Dans le cadre de l’établissement du cadastre des sites pollués du canton de Genève, le département de l’intérieur, de l’agriculture et de l’environnement (ci-après : le DIAE) a recueilli des éléments permettant de déterminer que les parcelles susmentionnées avaient supporté, de 1960 à 1970, une décharge communale pour déchets ménagers, exploitée sur leur partie nord.
Le 18 juin 2004, agissant sur mandat du DIA, le groupement genevois pour l’établissement du cadastre des sites pollués (ci-après : GSIPOL) – regroupant les sociétés CDS Ingénieurs Conseils S.A., Géotechnique appliquée Dérivaz S.A. et Spatial S.A. – a réalisé une évaluation préliminaire des parcelles en cause.
Il en ressortait qu’un volume d’ordures ménagères estimé à 3090 m3 avait été entreposé sur ce terrain et qu’il y avait une possibilité de pollution par lessivage d’un pâturage situé en contrebas de l’ancienne décharge. Toutefois, en l’état, aucune atteinte nuisible ou incommodante sur l’environnement était attendue. Les parcelles pouvaient ainsi être inscrites au cadastre des sites pollués, sans investigation du site.
Il précisait également que l’évaluation du site montrait qu’en l’état des connaissances, l’on ne s’attendait à aucune atteinte nuisible ou incommodante aux domaines de l’environnement concernés. Ainsi, aucune investigation ne serait entreprise sur celui-ci, sauf en cas de travaux d’excavation.
Par courrier du 21 juillet 2004, l’hoirie s’est opposée à l’inscription des parcelles en cause au cadastre des sites pollués, celles-ci ne devant pas constituer des sites de stockages définitifs.
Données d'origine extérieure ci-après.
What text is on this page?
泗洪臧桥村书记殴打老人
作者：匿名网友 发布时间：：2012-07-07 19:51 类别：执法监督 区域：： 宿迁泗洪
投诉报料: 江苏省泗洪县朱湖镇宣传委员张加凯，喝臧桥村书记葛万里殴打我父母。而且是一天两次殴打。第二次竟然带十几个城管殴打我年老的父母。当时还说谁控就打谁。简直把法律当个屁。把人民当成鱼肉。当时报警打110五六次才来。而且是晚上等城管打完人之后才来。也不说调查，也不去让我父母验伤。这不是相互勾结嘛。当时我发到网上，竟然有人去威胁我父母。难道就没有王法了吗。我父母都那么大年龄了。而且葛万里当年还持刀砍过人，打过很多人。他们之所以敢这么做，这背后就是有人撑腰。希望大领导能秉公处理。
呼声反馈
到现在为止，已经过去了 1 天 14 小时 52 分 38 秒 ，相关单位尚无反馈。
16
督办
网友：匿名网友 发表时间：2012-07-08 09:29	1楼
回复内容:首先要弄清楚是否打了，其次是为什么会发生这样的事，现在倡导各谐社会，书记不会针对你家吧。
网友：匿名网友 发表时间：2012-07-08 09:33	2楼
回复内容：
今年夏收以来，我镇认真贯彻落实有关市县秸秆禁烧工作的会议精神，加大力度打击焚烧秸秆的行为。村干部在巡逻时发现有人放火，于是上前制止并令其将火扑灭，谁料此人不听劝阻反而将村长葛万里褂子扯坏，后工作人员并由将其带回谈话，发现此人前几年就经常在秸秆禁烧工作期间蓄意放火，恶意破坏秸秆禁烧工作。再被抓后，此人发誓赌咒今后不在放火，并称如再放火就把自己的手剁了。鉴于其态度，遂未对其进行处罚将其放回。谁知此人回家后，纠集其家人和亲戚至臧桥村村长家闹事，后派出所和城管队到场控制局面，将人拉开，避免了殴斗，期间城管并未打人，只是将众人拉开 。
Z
Elle demandait que la commune d’Hermance procède aux investigations techniques ciblées nécessaires afin d’éviter cette inscription et, en cas de découverte de matière polluante, procède dans les meilleurs délais à l’évacuation des terres éventuellement souillées.
Le 28 juillet 2004, le DIAE s’est déterminé sur l’opposition de l’hoirie, maintenant son intention d’inscrire les parcelles concernées au cadastre des sites pollués et attirant l’attention de cette dernière sur la possibilité de demander une décision de constatation du caractère pollué du site en cause.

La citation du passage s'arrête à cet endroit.